A basket of theories

What’s going on? There's a lot of finger-pointing but not a lot of satisfying explanations. Instead, we have theories, ranging from plausible to "get out your tinfoil hat." There isn't much conclusive evidence for any of these, so take them all with a hearty grain of salt.

The "cost cutting" theory

Let's start with the most cynical (and perhaps most narratively satisfying) explanation: follow the money.

We know that running frontier LLMs at scale is incredibly expensive, and model developers are trying to find ways to train and run models more efficiently - GPUs don't come cheap. So why not just... kneecap the model so it's cheaper to run?

The technical term for this is "quantization," where model weights are compressed from 32 bits of data to 16 or 8 bits instead - imagine compressing a 4K movie down to 1080p. The result is smaller outputs, lower latencies, and more cost efficiency, but in exchange for reduced accuracy and performance2.

There's just one problem with this theory: it goes against repeated public denials from OpenAI and Anthropic.

And sure, given the messy, cloak-and-dagger drama that has happened with leading AI companies, I understand people's skepticism. But it doesn't make much sense if you think about it - OpenAI's dominance in the market is based on the capabilities of GPT-4. Yes, running inference is expensive, but they're also on the verge of raising billions more from Apple and Nvidia. Why would they knowingly water down their flagship product and risk adding to the narrative that they're falling behind3?

Artificial Ignorance is reader-supported. If you found this interesting or insightful, consider becoming a free or paid subscriber.

The "stale training data" theory

The next theory revolves around the model's training data. The idea is that LLMs perform brilliantly out of the box because they've got "fresh", up-to-date training data and knowledge cutoffs. However, as they encounter new real-world scenarios, their performance degrades since they aren't actually good at solving novel problems.

A rough analogy would be taking a geopolitics quiz right after you had studied all of the relevant material, versus trying again a year later, without learning anything new about the world.
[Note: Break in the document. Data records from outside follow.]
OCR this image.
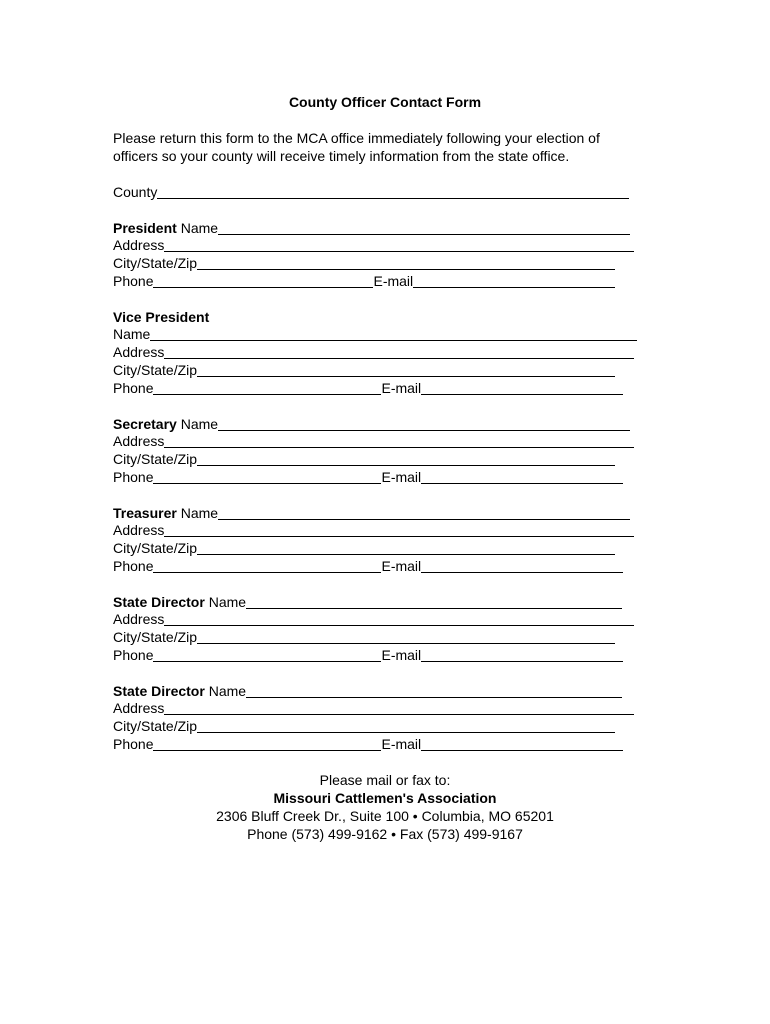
County Officer Contact Form

Please return this form to the MCA office immediately following your election of

officers so your county will receive timely information from the state office.

County
President Name
Address
City/State/Zip
Phone	E-mail
Vice President
Name
Address
City/State/Zip
Phone	E-mail
Secretary Name
Address
City/State/Zip
Phone	E-mail
Treasurer Name
Address
City/State/Zip
Phone	E-mail
State Director Name
Address
City/State/Zip
Phone	E-mail
State Director Name
Address
City/State/Zip
Phone	E-mail
Please mail or fax to:
Missouri Cattlemen's Association
2306 Bluff Creek Dr., Suite 100 • Columbia, MO 65201
Phone (573) 499-9162 • Fax (573) 499-9167
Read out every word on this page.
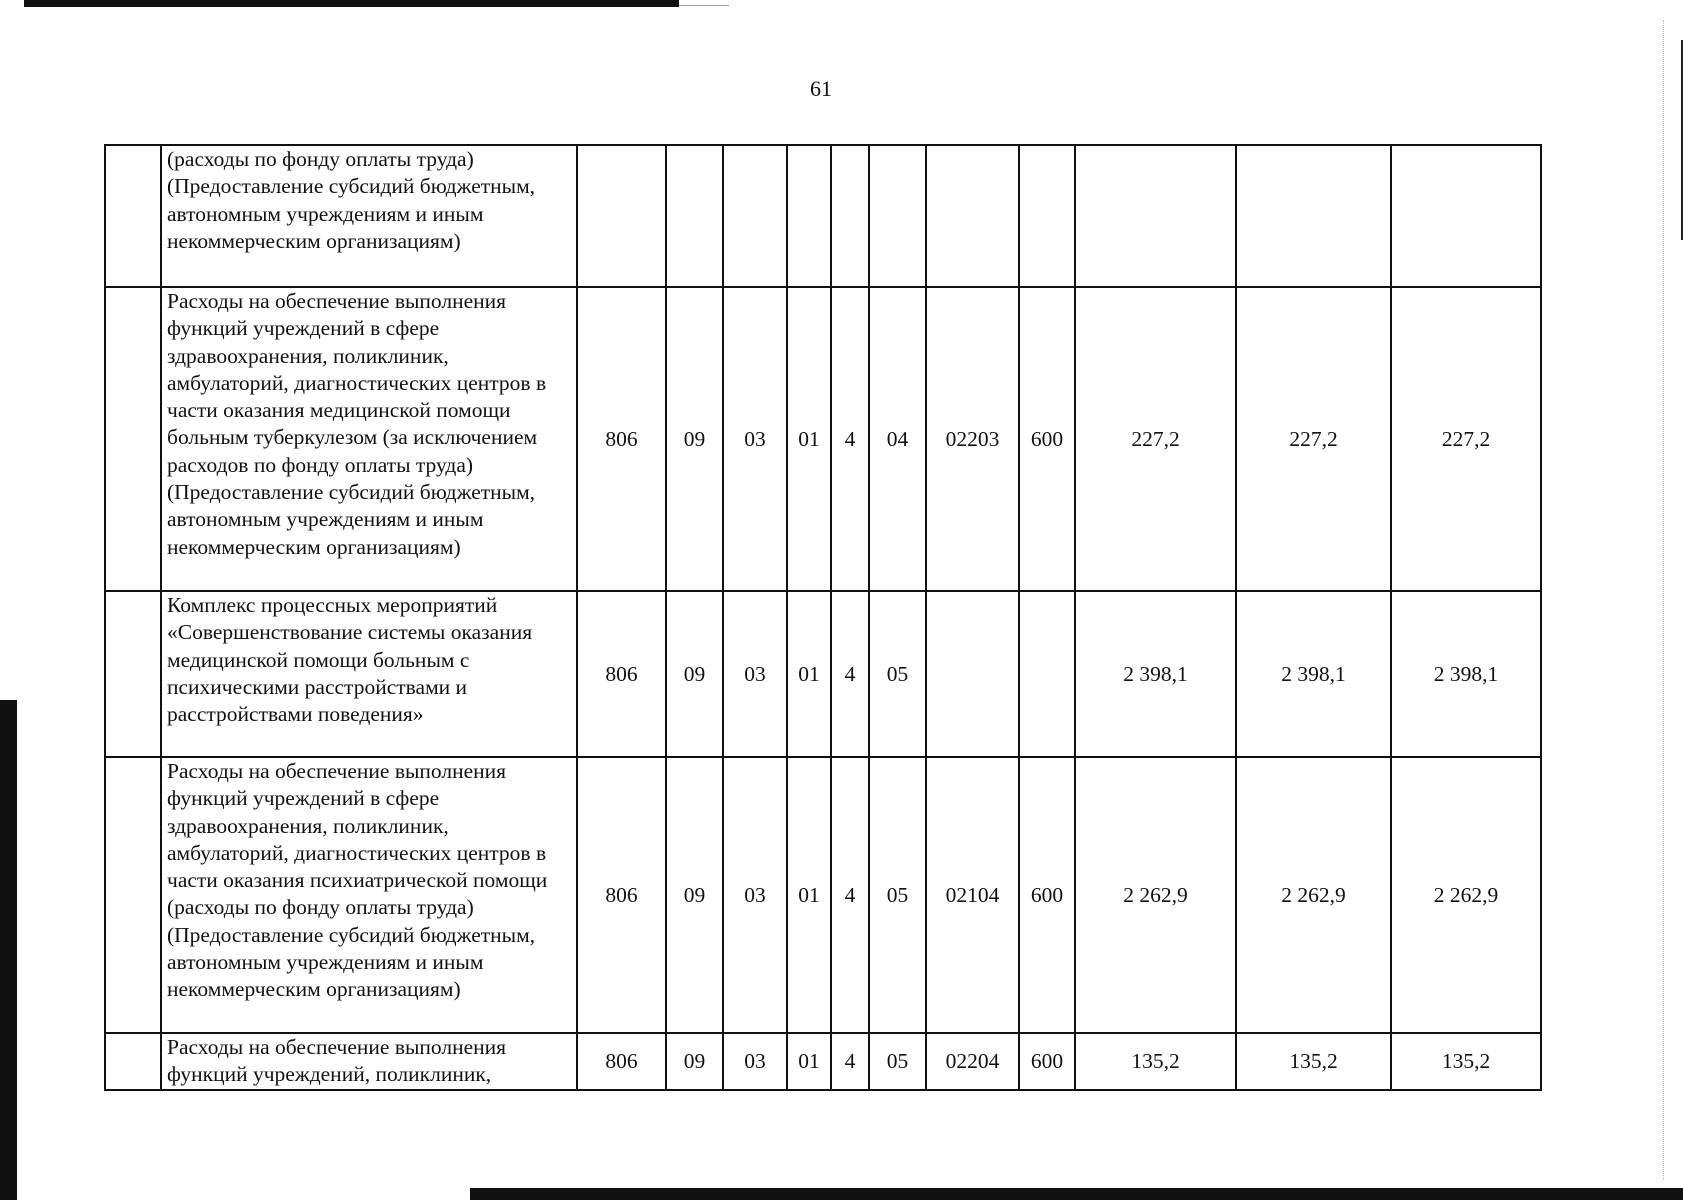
61
	(расходы по фонду оплаты труда) (Предоставление субсидий бюджетным, автономным учреждениям и иным некоммерческим организациям)											
	Расходы на обеспечение выполнения функций учреждений в сфере здравоохранения, поликлиник, амбулаторий, диагностических центров в части оказания медицинской помощи больным туберкулезом (за исключением расходов по фонду оплаты труда) (Предоставление субсидий бюджетным, автономным учреждениям и иным некоммерческим организациям)	806	09	03	01	4	04	02203	600	227,2	227,2	227,2
	Комплекс процессных мероприятий «Совершенствование системы оказания медицинской помощи больным с психическими расстройствами и расстройствами поведения»	806	09	03	01	4	05			2 398,1	2 398,1	2 398,1
	Расходы на обеспечение выполнения функций учреждений в сфере здравоохранения, поликлиник, амбулаторий, диагностических центров в части оказания психиатрической помощи (расходы по фонду оплаты труда) (Предоставление субсидий бюджетным, автономным учреждениям и иным некоммерческим организациям)	806	09	03	01	4	05	02104	600	2 262,9	2 262,9	2 262,9
	Расходы на обеспечение выполнения функций учреждений, поликлиник,	806	09	03	01	4	05	02204	600	135,2	135,2	135,2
You wouldn’t be up to date on any elections, laws, or conflicts, and would likely do worse reasoning through current events questions.

Besides the LLM's knowledge, the problems that users initially throw at LLMs when they're first released might be closer to existing, familiar ideas or questions. As time passes, we could be asking the models to deal with situations further away from their initial training data.

The main issue with this theory is that it doesn't explain GPT-4's performance drift from the Stanford/Berkeley study. In that experiment, researchers used identical questions in both sets of tests yet still observed a change in responses. Also, plenty of tasks, like writing or coding, shouldn't depend on what the LLM "knows" about current events and best practices.

The "winter break" theory

Perhaps my favorite theory, the "winter break" theory, suggests that GPT-4 got lazier in November/December because it mimicked humans.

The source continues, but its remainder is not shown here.